Introduction to Triangles
Triangles are in almost everything we see, in one way or another, it’s just a case of distinguishing them and knowing what to do with them. They make great compositional tools as they’re easy to make, manipulate, and are remarkably common.
Triangles are a great way of combining different compositional techniques such as lines and paths and using them to create a more interesting part of a photograph, but the best part about using a triangle is their ability to make a photo feel stable or unstable.
Why use Triangles
It’s not really a case of why you should be using triangles in your composition, because you’ll come to realise that the inclusion of triangles is inevitable, it’s more about why you should be using them properly.
Triangles are a great way of grouping together three points of a photograph and organising them so they portray a certain feeling such as stability, agression, instability, etc. When you understand this, you can use them as invisible features of a photo which evokes a strong feeling to the viewer.
How to Create a Triangle
So long as you have 3 points of vague interest in a photo that aren’t on the same line, then you can easily create a triangle. It’s not about having 3 clear lines that join up in a photo, that would be too obvious, it’s about grouping points of interest.
If you take a look back through some of your photos, you’ll probably realise that a lot of the photos you’ve taken contain triangles, but whether you’ve used them to their maximum potential is another thing.
One of the most common types of triangles that you’ll come across is the implied triangle. As you’ll rarely see physical triangles in photography, the shape is almost always implied, and it’s done so usually without the viewer even noticing it. The more you know about composition, the easier it is for you to start deconstructing what makes a photo good and using that to make your own photos better.
Having the base of the triangle at the bottom and apex at the top of the photo make the triangle appear very stable, much like a pyramid, and it’s often found in architecture photography. When you start to change the angles inside the triangle and change the rotation of the triangle, the photo starts to appear less stable, with the extreme having the apex at the bottom of the photo, but we’ll get to that in a bit.
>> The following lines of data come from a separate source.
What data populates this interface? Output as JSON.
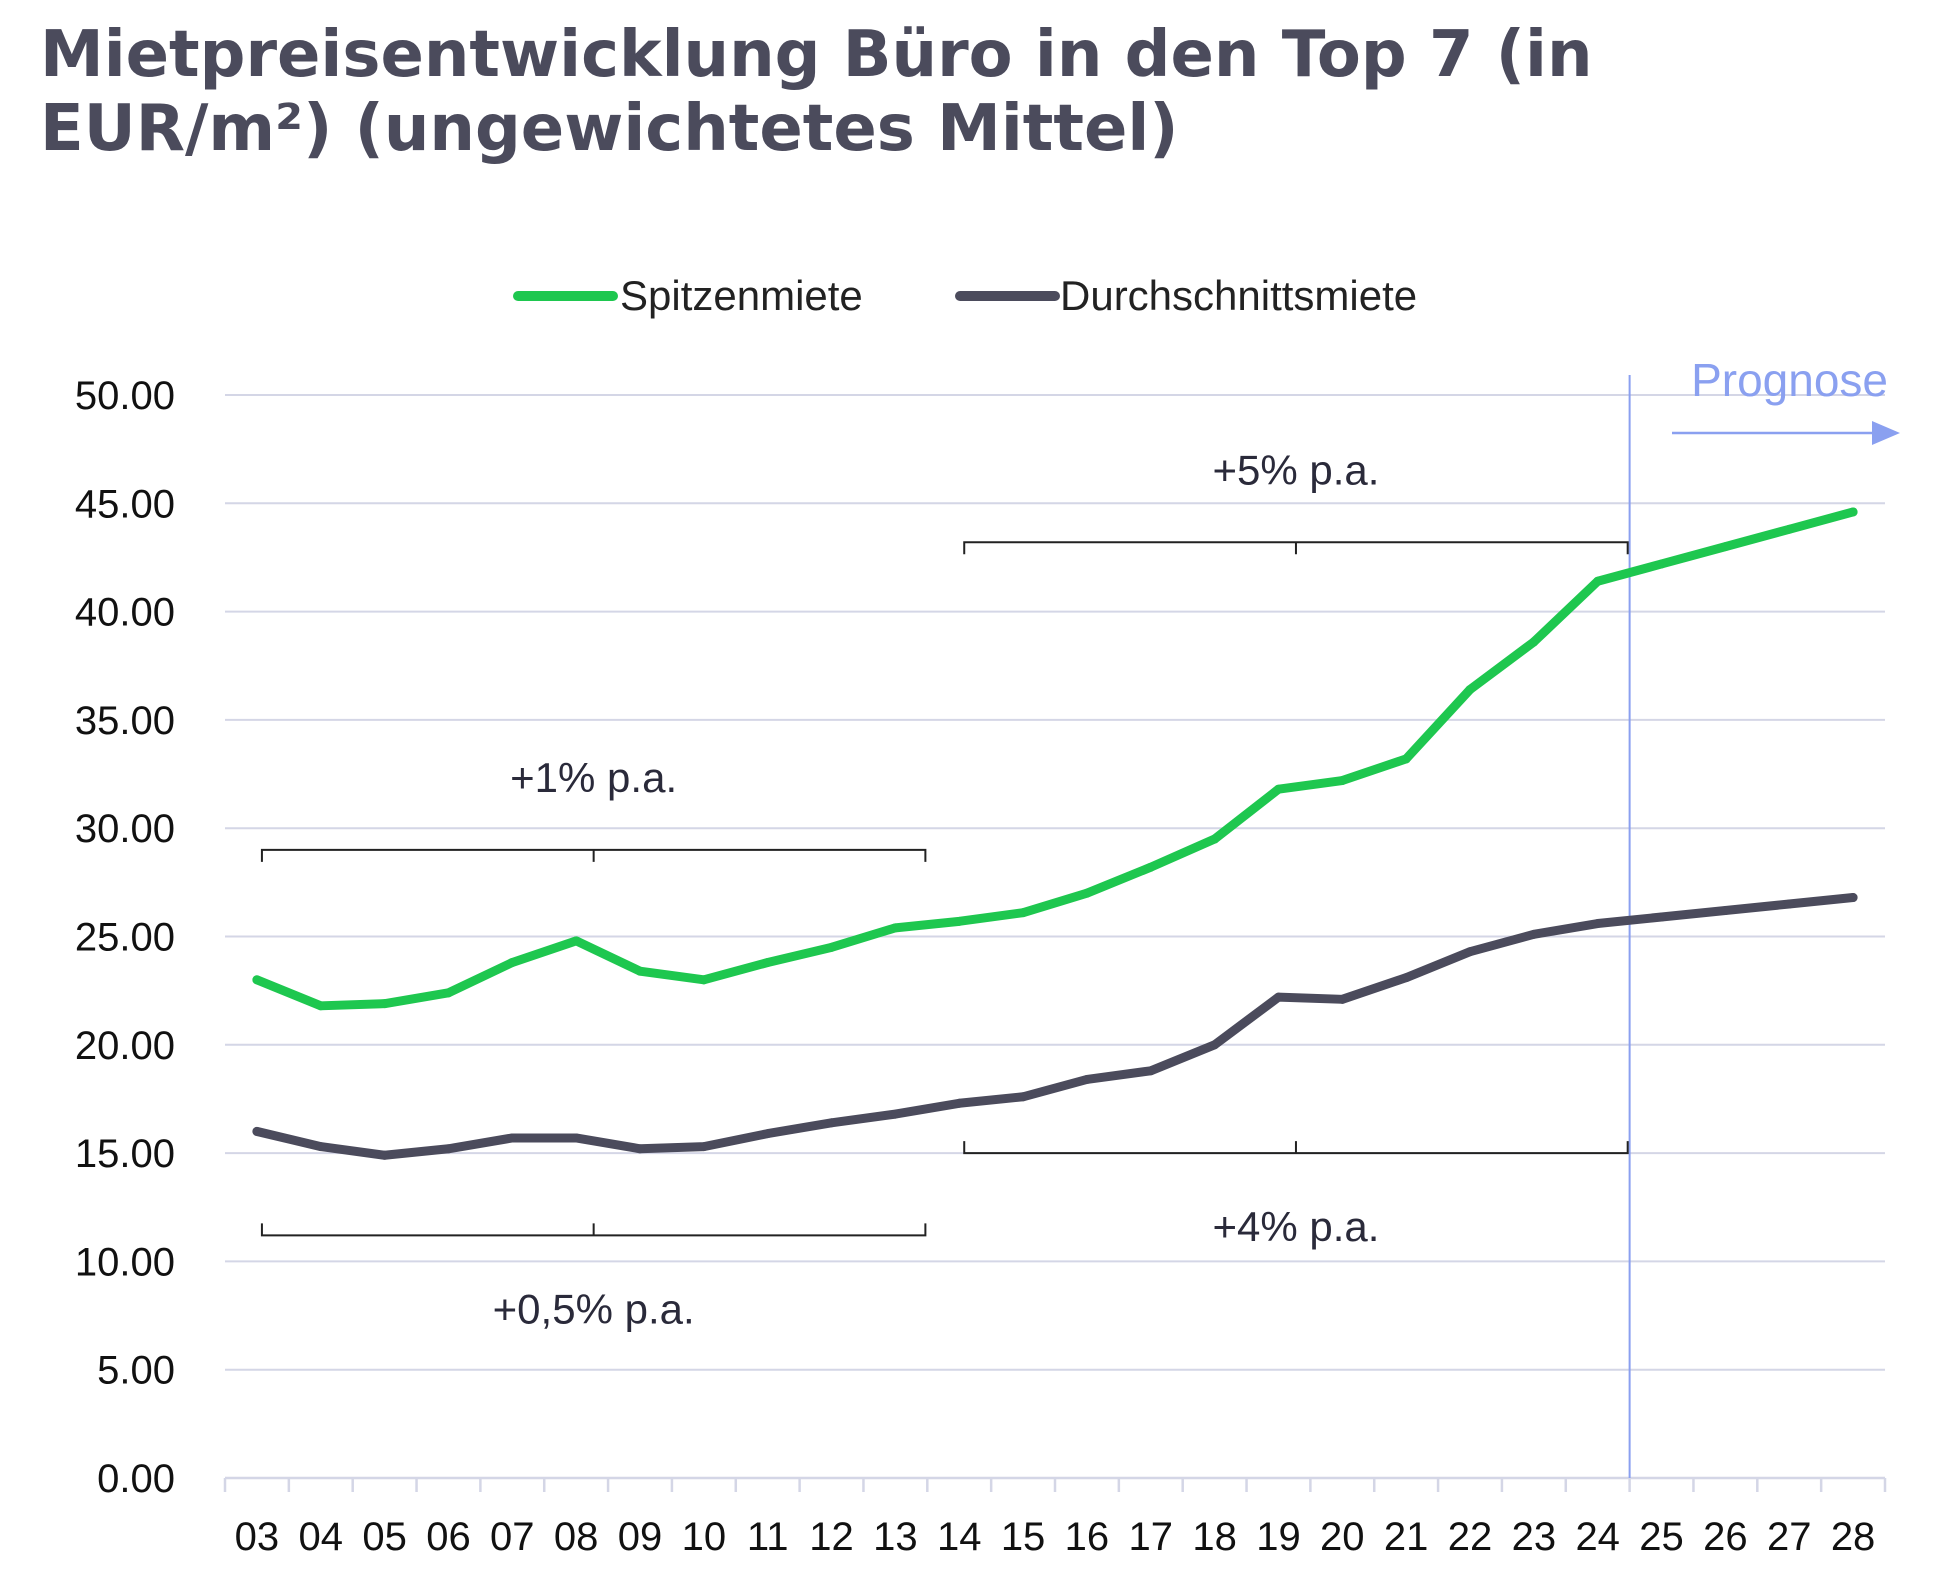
{
  "title": "Mietpreisentwicklung Büro in den Top 7 (in EUR/m²) (ungewichtetes Mittel)",
  "colors": {
    "peak": "#1ec74f",
    "average": "#4b4b5c",
    "grid": "#d4d6e6",
    "prognose": "#8aa0f0"
  },
  "chart_data": {
    "type": "line",
    "title": "Mietpreisentwicklung Büro in den Top 7 (in EUR/m²) (ungewichtetes Mittel)",
    "xlabel": "",
    "ylabel": "",
    "categories": [
      "03",
      "04",
      "05",
      "06",
      "07",
      "08",
      "09",
      "10",
      "11",
      "12",
      "13",
      "14",
      "15",
      "16",
      "17",
      "18",
      "19",
      "20",
      "21",
      "22",
      "23",
      "24",
      "25",
      "26",
      "27",
      "28"
    ],
    "y_ticks": [
      "0.00",
      "5.00",
      "10.00",
      "15.00",
      "20.00",
      "25.00",
      "30.00",
      "35.00",
      "40.00",
      "45.00",
      "50.00"
    ],
    "ylim": [
      0,
      50
    ],
    "grid": true,
    "legend_position": "top-center",
    "series": [
      {
        "name": "Spitzenmiete",
        "values": [
          23.0,
          21.8,
          21.9,
          22.4,
          23.8,
          24.8,
          23.4,
          23.0,
          23.8,
          24.5,
          25.4,
          25.7,
          26.1,
          27.0,
          28.2,
          29.5,
          31.8,
          32.2,
          33.2,
          36.4,
          38.6,
          41.4,
          42.2,
          43.0,
          43.8,
          44.6
        ]
      },
      {
        "name": "Durchschnittsmiete",
        "values": [
          16.0,
          15.3,
          14.9,
          15.2,
          15.7,
          15.7,
          15.2,
          15.3,
          15.9,
          16.4,
          16.8,
          17.3,
          17.6,
          18.4,
          18.8,
          20.0,
          22.2,
          22.1,
          23.1,
          24.3,
          25.1,
          25.6,
          25.9,
          26.2,
          26.5,
          26.8
        ]
      }
    ],
    "forecast": {
      "label": "Prognose",
      "after_category": "24"
    },
    "annotations": [
      {
        "text": "+1% p.a.",
        "series": "Spitzenmiete",
        "from": "03",
        "to": "13",
        "level": 29,
        "side": "above"
      },
      {
        "text": "+0,5% p.a.",
        "series": "Durchschnittsmiete",
        "from": "03",
        "to": "13",
        "level": 11.2,
        "side": "below"
      },
      {
        "text": "+5% p.a.",
        "series": "Spitzenmiete",
        "from": "14",
        "to": "24",
        "level": 43.2,
        "side": "above"
      },
      {
        "text": "+4% p.a.",
        "series": "Durchschnittsmiete",
        "from": "14",
        "to": "24",
        "level": 15.0,
        "side": "below"
      }
    ]
  }
}
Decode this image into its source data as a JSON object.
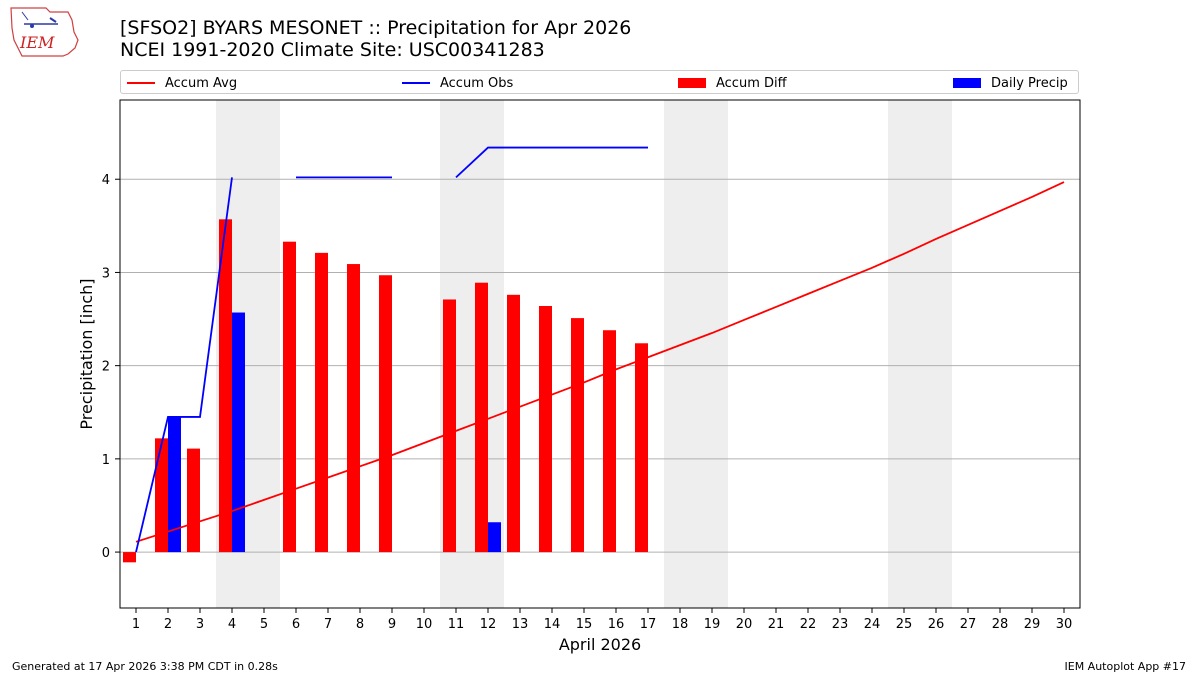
{
  "header": {
    "title_line1": "[SFSO2] BYARS MESONET :: Precipitation for Apr 2026",
    "title_line2": "NCEI 1991-2020 Climate Site: USC00341283"
  },
  "logo": {
    "text": "IEM"
  },
  "footer": {
    "left": "Generated at 17 Apr 2026 3:38 PM CDT in 0.28s",
    "right": "IEM Autoplot App #17"
  },
  "colors": {
    "accum_avg": "#ff0000",
    "accum_obs": "#0000ff",
    "accum_diff": "#ff0000",
    "daily_precip": "#0000ff",
    "weekend_shade": "#eeeeee",
    "grid": "#b0b0b0"
  },
  "chart_data": {
    "type": "bar",
    "xlabel": "April 2026",
    "ylabel": "Precipitation [inch]",
    "xlim": [
      0.5,
      30.5
    ],
    "ylim": [
      -0.6,
      4.85
    ],
    "x_ticks": [
      1,
      2,
      3,
      4,
      5,
      6,
      7,
      8,
      9,
      10,
      11,
      12,
      13,
      14,
      15,
      16,
      17,
      18,
      19,
      20,
      21,
      22,
      23,
      24,
      25,
      26,
      27,
      28,
      29,
      30
    ],
    "y_ticks": [
      0,
      1,
      2,
      3,
      4
    ],
    "grid": "y",
    "legend": [
      "Accum Avg",
      "Accum Obs",
      "Accum Diff",
      "Daily Precip"
    ],
    "legend_position": "top",
    "weekend_spans": [
      [
        3.5,
        5.5
      ],
      [
        10.5,
        12.5
      ],
      [
        17.5,
        19.5
      ],
      [
        24.5,
        26.5
      ]
    ],
    "series": [
      {
        "name": "Accum Avg",
        "kind": "line",
        "x": [
          1,
          2,
          3,
          4,
          5,
          6,
          7,
          8,
          9,
          10,
          11,
          12,
          13,
          14,
          15,
          16,
          17,
          18,
          19,
          20,
          21,
          22,
          23,
          24,
          25,
          26,
          27,
          28,
          29,
          30
        ],
        "values": [
          0.11,
          0.22,
          0.33,
          0.44,
          0.56,
          0.68,
          0.8,
          0.92,
          1.04,
          1.17,
          1.3,
          1.43,
          1.56,
          1.69,
          1.82,
          1.96,
          2.09,
          2.22,
          2.35,
          2.49,
          2.63,
          2.77,
          2.91,
          3.05,
          3.2,
          3.36,
          3.51,
          3.66,
          3.81,
          3.97
        ]
      },
      {
        "name": "Accum Obs",
        "kind": "line",
        "segments": [
          {
            "x": [
              1,
              2,
              3,
              4
            ],
            "values": [
              0.0,
              1.45,
              1.45,
              4.02
            ]
          },
          {
            "x": [
              6,
              7,
              8,
              9
            ],
            "values": [
              4.02,
              4.02,
              4.02,
              4.02
            ]
          },
          {
            "x": [
              11,
              12,
              13,
              14,
              15,
              16,
              17
            ],
            "values": [
              4.02,
              4.34,
              4.34,
              4.34,
              4.34,
              4.34,
              4.34
            ]
          }
        ]
      },
      {
        "name": "Accum Diff",
        "kind": "bar",
        "x": [
          1,
          2,
          3,
          4,
          6,
          7,
          8,
          9,
          11,
          12,
          13,
          14,
          15,
          16,
          17
        ],
        "values": [
          -0.11,
          1.22,
          1.11,
          3.57,
          3.33,
          3.21,
          3.09,
          2.97,
          2.71,
          2.89,
          2.76,
          2.64,
          2.51,
          2.38,
          2.24
        ]
      },
      {
        "name": "Daily Precip",
        "kind": "bar",
        "x": [
          2,
          4,
          12
        ],
        "values": [
          1.45,
          2.57,
          0.32
        ]
      }
    ]
  }
}
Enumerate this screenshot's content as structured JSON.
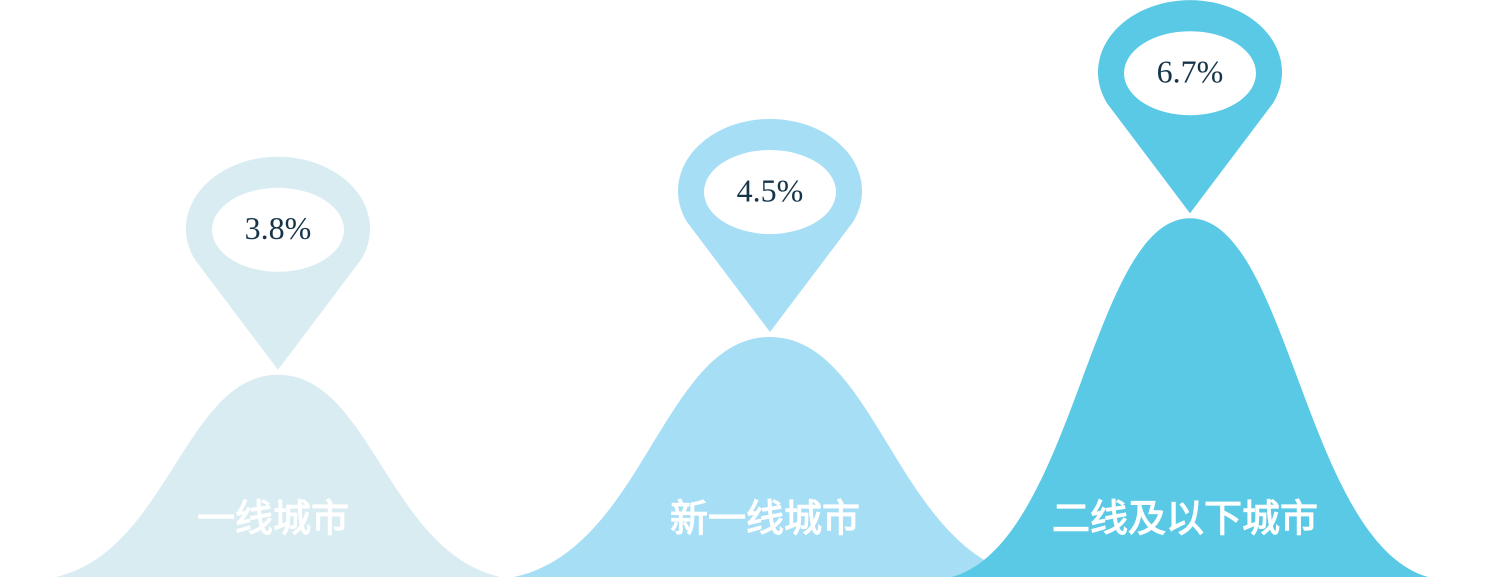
{
  "chart_data": {
    "type": "bell",
    "categories": [
      "一线城市",
      "新一线城市",
      "二线及以下城市"
    ],
    "values": [
      3.8,
      4.5,
      6.7
    ],
    "value_labels": [
      "3.8%",
      "4.5%",
      "6.7%"
    ],
    "colors": [
      "#d8ecf2",
      "#a6def6",
      "#59c9e5"
    ]
  }
}
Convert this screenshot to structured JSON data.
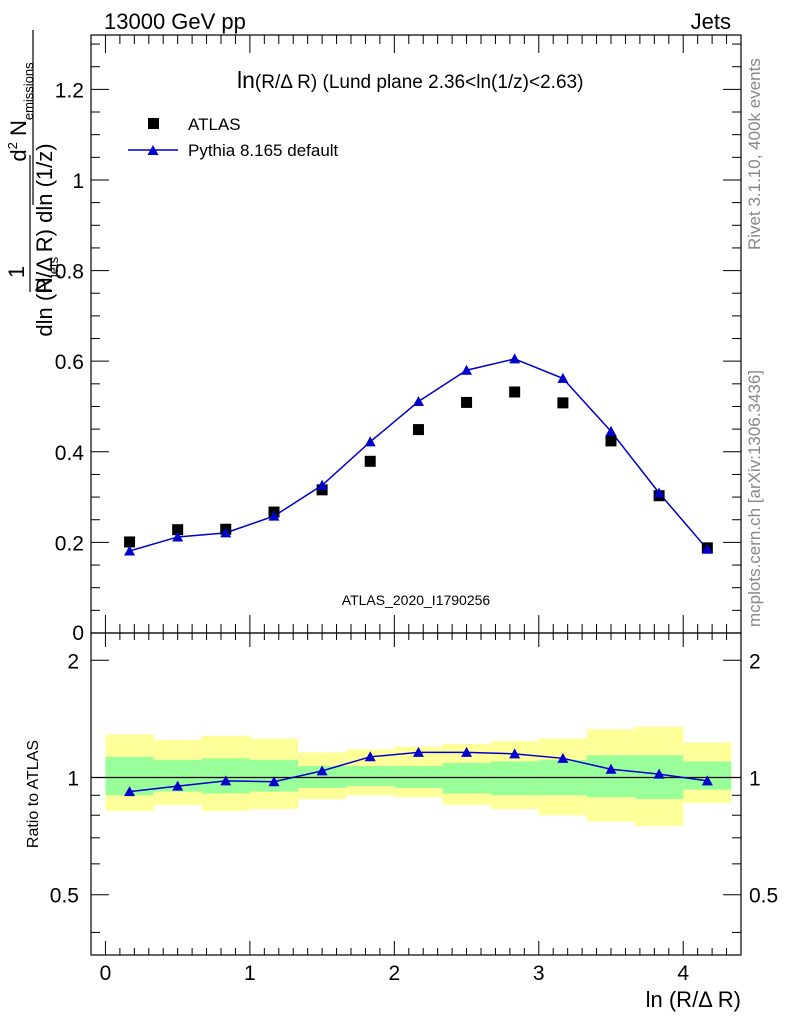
{
  "header": {
    "energy_label": "13000 GeV pp",
    "category_label": "Jets",
    "plot_title_main": "ln",
    "plot_title_var": "(R/Δ R)",
    "plot_title_cut": "(Lund plane 2.36<ln(1/z)<2.63)",
    "analysis_id": "ATLAS_2020_I1790256",
    "side_label_rivet": "Rivet 3.1.10,  400k events",
    "side_label_site": "mcplots.cern.ch [arXiv:1306.3436]"
  },
  "legend": {
    "data_label": "ATLAS",
    "mc_label": "Pythia 8.165 default"
  },
  "ratio_panel": {
    "ylabel": "Ratio to ATLAS"
  },
  "colors": {
    "mc_line": "#0000cc",
    "data_marker": "#000000",
    "band_inner": "#99ff99",
    "band_outer": "#ffff99"
  },
  "chart_data": {
    "type": "scatter",
    "xlabel": "ln (R/Δ R)",
    "ylabel_parts": {
      "frac_numerator": "1",
      "frac_denominator_N": "N",
      "frac_denominator_sub": "jets",
      "main_numerator_d": "d",
      "main_numerator_sup": "2",
      "main_numerator_N": "N",
      "main_numerator_sub": "emissions",
      "main_denominator": "dln (R/Δ R) dln (1/z)"
    },
    "xlim": [
      -0.1,
      4.4
    ],
    "ylim": [
      0,
      1.32
    ],
    "ratio_ylim": [
      0.35,
      2.35
    ],
    "x_ticks": [
      0,
      1,
      2,
      3,
      4
    ],
    "y_ticks": [
      0.2,
      0.4,
      0.6,
      0.8,
      1,
      1.2
    ],
    "y_tick_labels": [
      "0.2",
      "0.4",
      "0.6",
      "0.8",
      "1",
      "1.2"
    ],
    "y_zero_label": "0",
    "ratio_ticks": [
      0.5,
      1,
      2
    ],
    "ratio_tick_labels": [
      "0.5",
      "1",
      "2"
    ],
    "x": [
      0.167,
      0.5,
      0.833,
      1.167,
      1.5,
      1.833,
      2.167,
      2.5,
      2.833,
      3.167,
      3.5,
      3.833,
      4.167
    ],
    "bin_edges": [
      0,
      0.333,
      0.667,
      1.0,
      1.333,
      1.667,
      2.0,
      2.333,
      2.667,
      3.0,
      3.333,
      3.667,
      4.0,
      4.333
    ],
    "series": [
      {
        "name": "ATLAS",
        "values": [
          0.201,
          0.228,
          0.229,
          0.267,
          0.316,
          0.379,
          0.449,
          0.509,
          0.532,
          0.508,
          0.424,
          0.303,
          0.188
        ]
      },
      {
        "name": "Pythia 8.165 default",
        "values": [
          0.181,
          0.212,
          0.221,
          0.258,
          0.326,
          0.422,
          0.511,
          0.58,
          0.605,
          0.562,
          0.445,
          0.309,
          0.185
        ],
        "errors": [
          0.004,
          0.004,
          0.004,
          0.005,
          0.005,
          0.006,
          0.006,
          0.007,
          0.007,
          0.007,
          0.006,
          0.005,
          0.004
        ]
      }
    ],
    "ratio": {
      "values": [
        0.92,
        0.95,
        0.98,
        0.975,
        1.04,
        1.13,
        1.16,
        1.16,
        1.15,
        1.12,
        1.05,
        1.02,
        0.98
      ],
      "errors": [
        0.02,
        0.02,
        0.02,
        0.02,
        0.02,
        0.02,
        0.02,
        0.02,
        0.02,
        0.02,
        0.02,
        0.02,
        0.025
      ],
      "band_inner": [
        [
          0.9,
          1.13
        ],
        [
          0.92,
          1.11
        ],
        [
          0.91,
          1.12
        ],
        [
          0.92,
          1.11
        ],
        [
          0.94,
          1.07
        ],
        [
          0.95,
          1.07
        ],
        [
          0.94,
          1.07
        ],
        [
          0.91,
          1.09
        ],
        [
          0.9,
          1.1
        ],
        [
          0.9,
          1.11
        ],
        [
          0.89,
          1.14
        ],
        [
          0.88,
          1.14
        ],
        [
          0.93,
          1.1
        ]
      ],
      "band_outer": [
        [
          0.82,
          1.29
        ],
        [
          0.85,
          1.25
        ],
        [
          0.82,
          1.28
        ],
        [
          0.83,
          1.26
        ],
        [
          0.88,
          1.16
        ],
        [
          0.9,
          1.18
        ],
        [
          0.89,
          1.2
        ],
        [
          0.85,
          1.22
        ],
        [
          0.83,
          1.24
        ],
        [
          0.8,
          1.26
        ],
        [
          0.77,
          1.33
        ],
        [
          0.75,
          1.35
        ],
        [
          0.86,
          1.23
        ]
      ]
    }
  }
}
Have a look at the photo below as a less stable triangle – notice I used the submerged breakwater as one of the edges of the triangle.
Whether they’re straight or diagonal lines, when they go far enough into the distance, you start to see the lines converge and that is where you’ll start to see a lot of triangles. These triangles can appear in the frame or outside the frame, it’s just a matter of the distance you have to work with. The winder the angle of the lens, the more likely you’ll be to have the lines converge inside the frame.
Often photos converge outside the frame when you’re shooting photos of buildings and their height make the lines converge towards the top, but it wouldn’t make sense to include the space that the lines may have converged if they had carried on.
When the lines converge within the frame it’s much easier to see and often you’ll find that it happens more than once. Notice how we’re only really working with 2 actual lines in the photo? That’s because you can also use the frame of the photo as one of the sides of the triangle, like I’ve done below.
If you want to create an unstable feeling in a photograph then a quick and easy way to do this is to include an upside down triangle, or at least a triangle with a weird rotation. Not only have I used a triangle with its apex at the bottom of the photo, the ground of my photo isn’t level either, which adds to the feeling and also makes new triangles appear where they wouldn’t have been, had there been a square bottom half to the photo. Triangles like this are excellent at drawing the attention to something seemingly insignificant or bland and making the photo more interesting.
3 Figure Shots
You’ll commonly see triangles without even realising in in 3 figure shots where there’s multiple subjects. Take the photo below for example, there’s 3 subjects, each with the same visual weight which initially leads you to look at each subject for the same amount of time, before going back to whatever drew you in the most. This sort of shot works well, but be careful about trying to force this, or when you’ve got 3 subjects which are at the same height and heads appear in a line, it won’t work as well.
Triangles act in a similar way to arrows when the apex converges at a certain point as your eyes are drawn down their edges and onto the subject in question. This is arguably quite similar to what diagonal lines do, only this involves 2 or more physical lines and 1 implied line. Have a look a the photo below and notice that your attention is drawn to the subject’s sunglasses as that is where the apex of the triangle converges.
You can also use multiple triangles to create this effect, you just need to be careful where you’re pointing them. I used the triangular shape of the rock edges to direct the attention onto my models legs below, but I feel that that ultimately took away from her face.
I wanted to include this extra little section at the bottom to try and analyze what I like about the photo below. I took this a few weeks ago and it’s one of my favourite photos to date, but it’s hard to know exactly why unless you delve a little deeper. The lighting is good, the colour and grain is spectacular, but most importantly, I feel it was the inclusion of so many diagonal lines that created a large number of triangles in the frame (in the background in particular) that made it so good. I count at least seven triangles which kept my staring at the photo for ages. Subtle differences in angle and viewpoint can make a huge difference to your photos.